Now part of the Arduino AtHeart program, Makeblock is looking help children learn how to program through a user-friendly kit, software and interface.
Over the past couple of years, we’ve seen a number of easy-to-use robotic kits become available for young Makers in hope of inspiring them to pursue STEM-related fields. Among the more notable companies looking to spur this initiative is Shenzhen startup Makeblock with their low-cost educational robot.
In the company’s pursuit of an O.R.P.K (or “One Robot Per Kid”) world, mBot was designed to be a comprehensive solution that would provide children with a hands-on experience around graphical programming, electronics and robotics. With simplicity in mind, the kit is comprised of only 45 or so pieces, enabling a sense of achievement for kids to quickly assemble in 10 minutes.
Given the popularity of Scratch 2.0 as a graphical programming software in the classroom setting, the Makeblock team has developed a new line of Scratch-based software — aptly named mBlock — that uses a similar coding style to configure Arduino and robots. The drag-and-drop software is entirely free and supports both Window and Mac operating systems. Beyond that, mBlock supports wireless communication, allowing Makers to use either Bluetooth or 2.4GHz wireless serial to ‘talk’ with its accompanying mBot. The program is also compatible with Arduino Uno (ATmega328) and Leonardo (ATmega32U4) boards, as well as Makeblock’s own Arduino variant, the mCore.
Powered by an ATmega328, each mBot board features intuitional color labels and four easy-to-follow RJ25 connectors.
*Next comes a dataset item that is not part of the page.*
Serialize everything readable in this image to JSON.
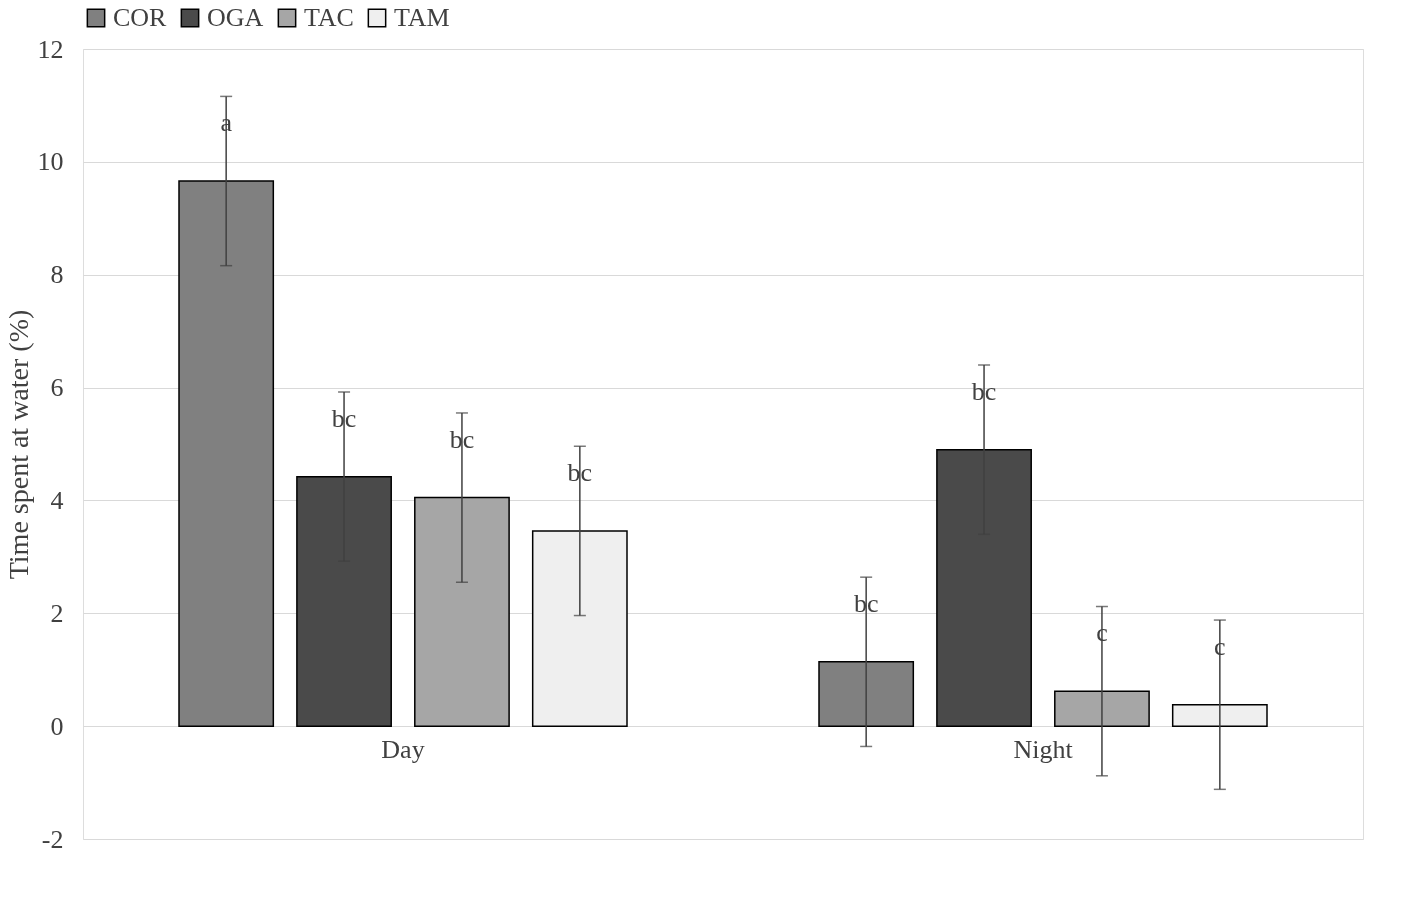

This lets Makers wire the unit in a matter of seconds, and more importantly, provides them with a hassle-free way to focus on actually devising all sorts of interactive projects — ranging from robots that can avoid walls and follow lines to play music and duke it out in a fight.
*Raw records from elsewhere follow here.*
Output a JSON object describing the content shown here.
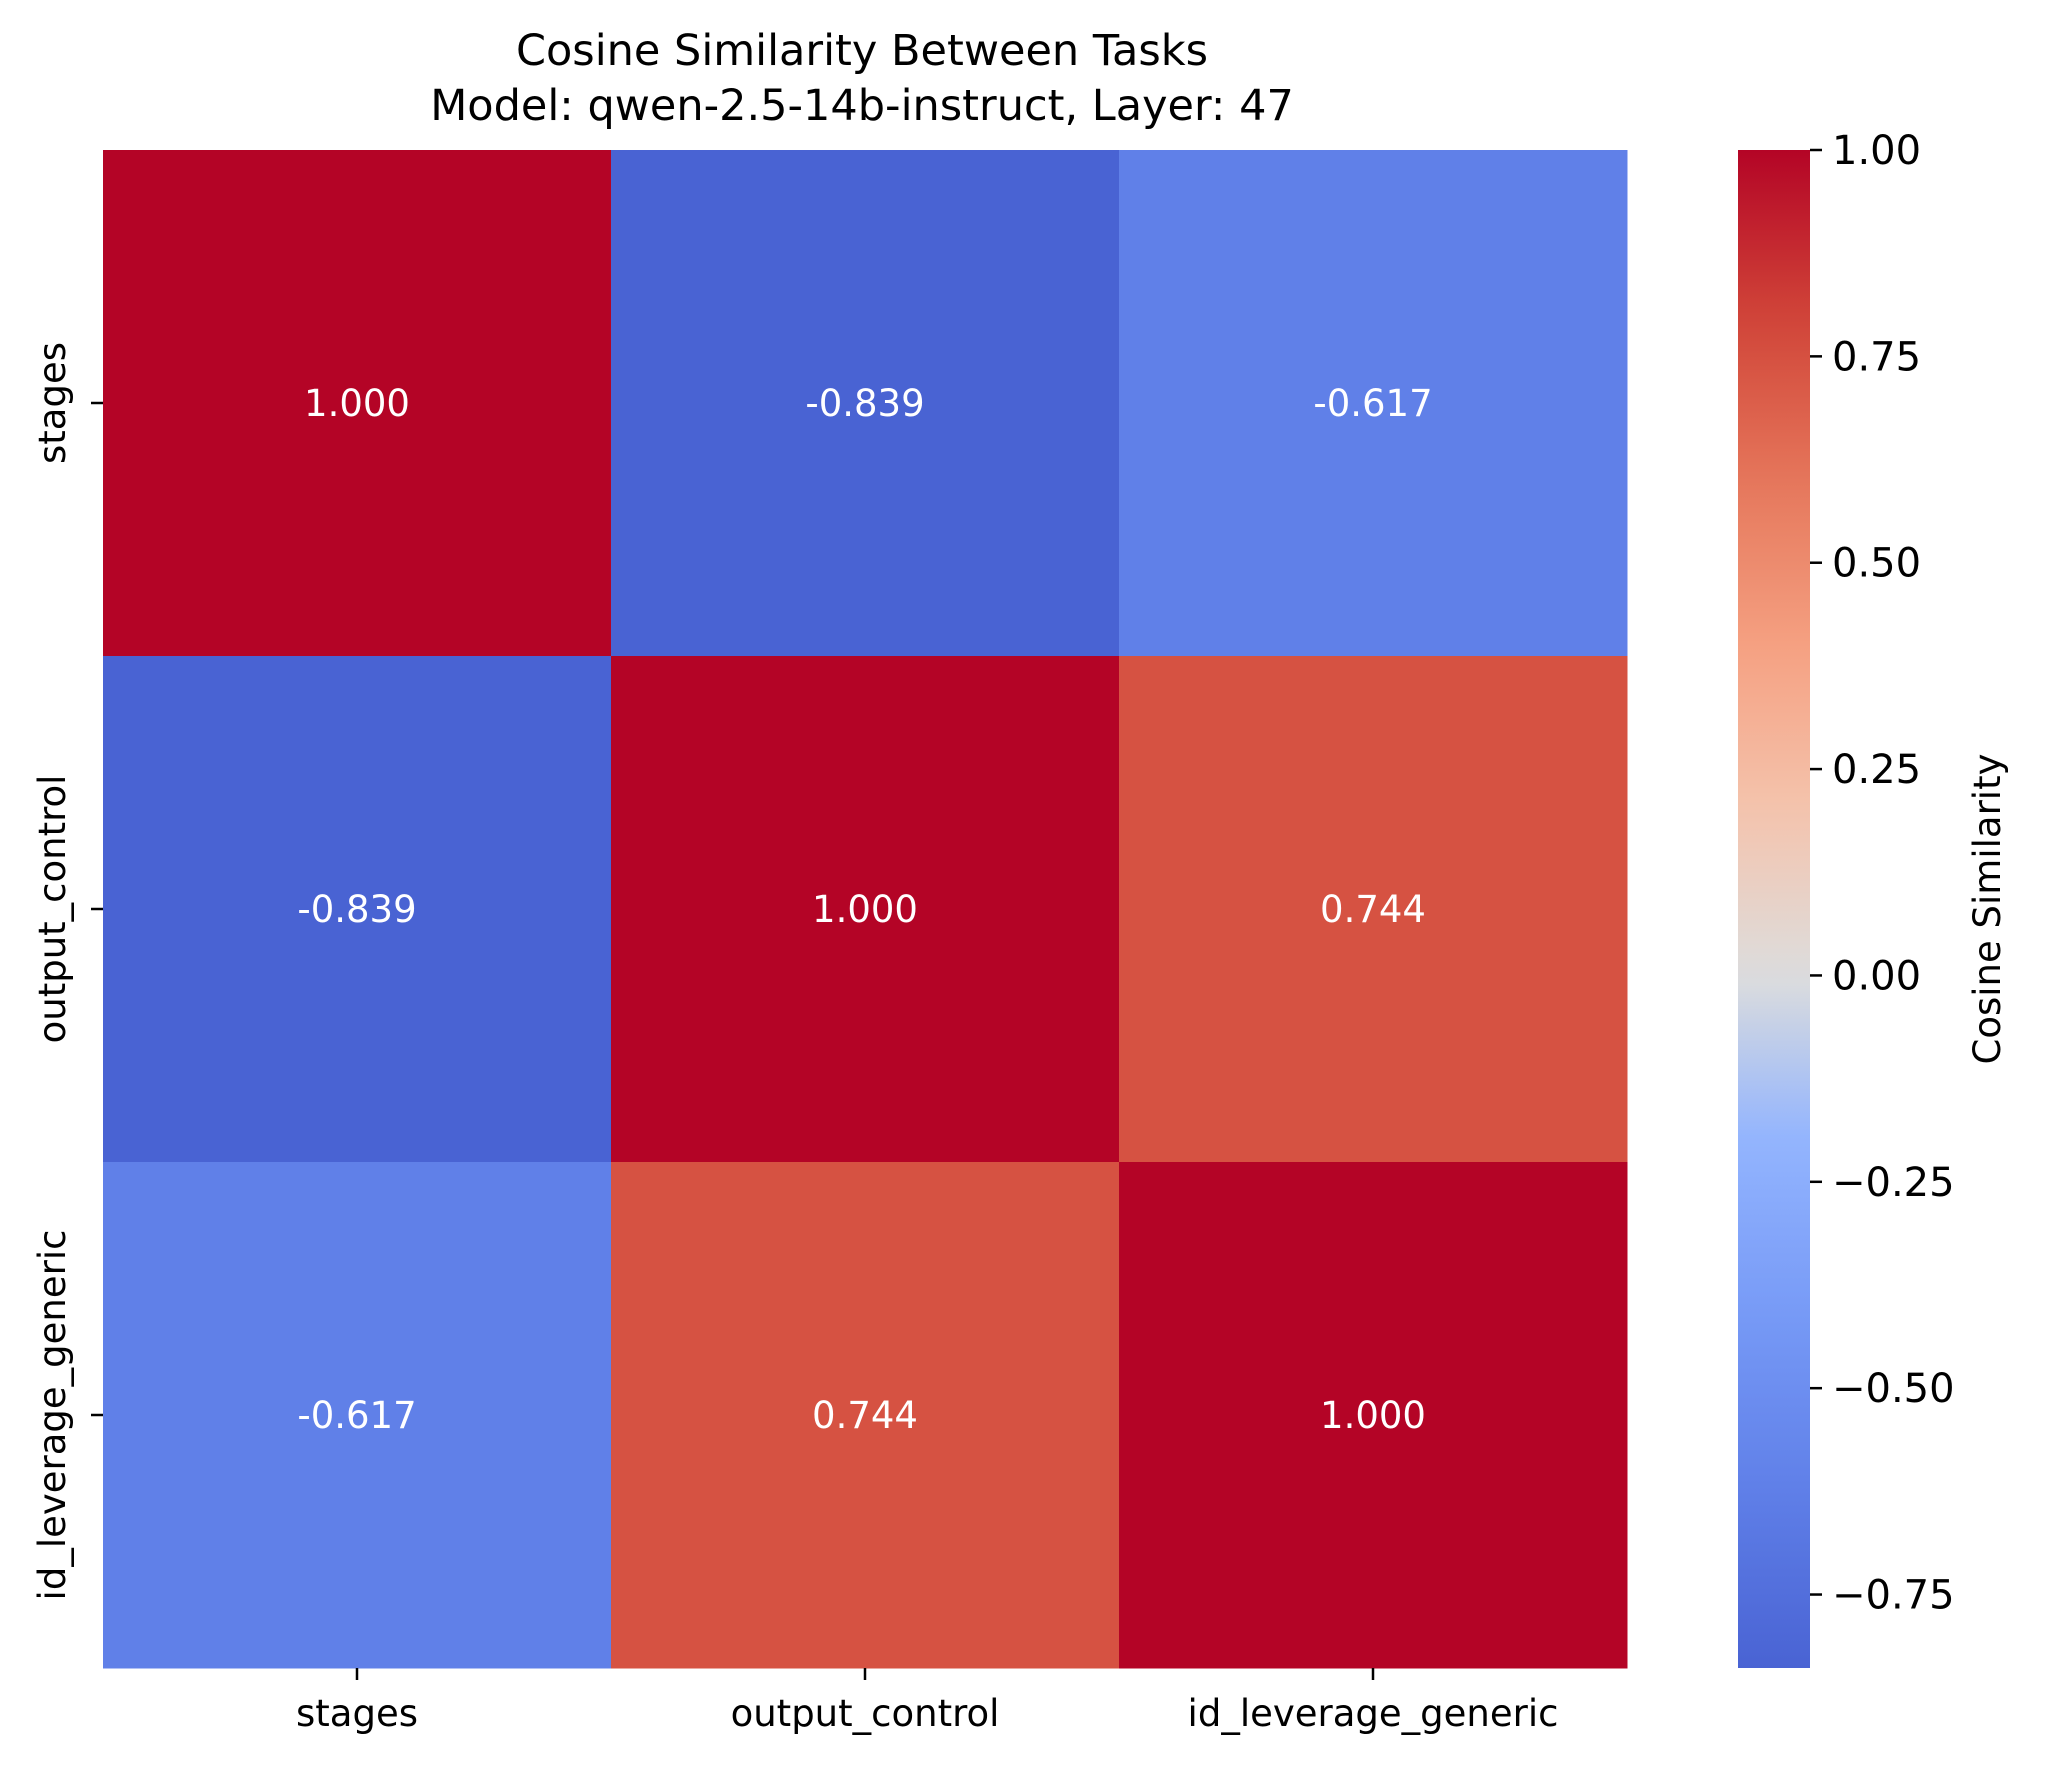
{
  "chart_data": {
    "type": "heatmap",
    "title": "Cosine Similarity Between Tasks",
    "subtitle": "Model: qwen-2.5-14b-instruct, Layer: 47",
    "x_categories": [
      "stages",
      "output_control",
      "id_leverage_generic"
    ],
    "y_categories": [
      "stages",
      "output_control",
      "id_leverage_generic"
    ],
    "values": [
      [
        1.0,
        -0.839,
        -0.617
      ],
      [
        -0.839,
        1.0,
        0.744
      ],
      [
        -0.617,
        0.744,
        1.0
      ]
    ],
    "cell_labels": [
      [
        "1.000",
        "-0.839",
        "-0.617"
      ],
      [
        "-0.839",
        "1.000",
        "0.744"
      ],
      [
        "-0.617",
        "0.744",
        "1.000"
      ]
    ],
    "colormap": "coolwarm",
    "colorbar": {
      "label": "Cosine Similarity",
      "range": [
        -0.839,
        1.0
      ],
      "ticks": [
        1.0,
        0.75,
        0.5,
        0.25,
        0.0,
        -0.25,
        -0.5,
        -0.75
      ],
      "tick_labels": [
        "1.00",
        "0.75",
        "0.50",
        "0.25",
        "0.00",
        "−0.25",
        "−0.50",
        "−0.75"
      ]
    },
    "colors": {
      "high": "#b40426",
      "mid": "#dddddd",
      "low": "#3b4cc0"
    }
  }
}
The friendly blue robot is currently being offered in a pair of models based on its communication capabilities. The Bluetooth version, which is equipped with a Bluetooth module, is suitable for individual or team use; whereas the 2.4G version, which features two 2.4G wireless modules, is intended for the classroom. Aside from that, each kit consists of a chassis, two motors, an ultrasonic sensor, a line follower, a remote controller, a buzzer, some RGD LEDs, an mCore, and a few other electronic components. mBot can be powered by either a rechargeable lithium battery or four-1.5V AA batteries.
“We designed specially two available wireless communication instead of wired USB cable, so users can enjoy wireless programming to control robots without the limit of USB cable,” the team explains. “The chassis is compatible with Lego and Makeblock parts. And you can use on-hand Raspberry Pi or standard Arduino boards to learn more about electronics or bring kid’s more ideas to life.”
Not only did it garner more than $285,00 from 2,500-plus backers on Kickstarter earlier this year, Makeblock’s mBot has now become a member of the growing Arduino AtHeart program.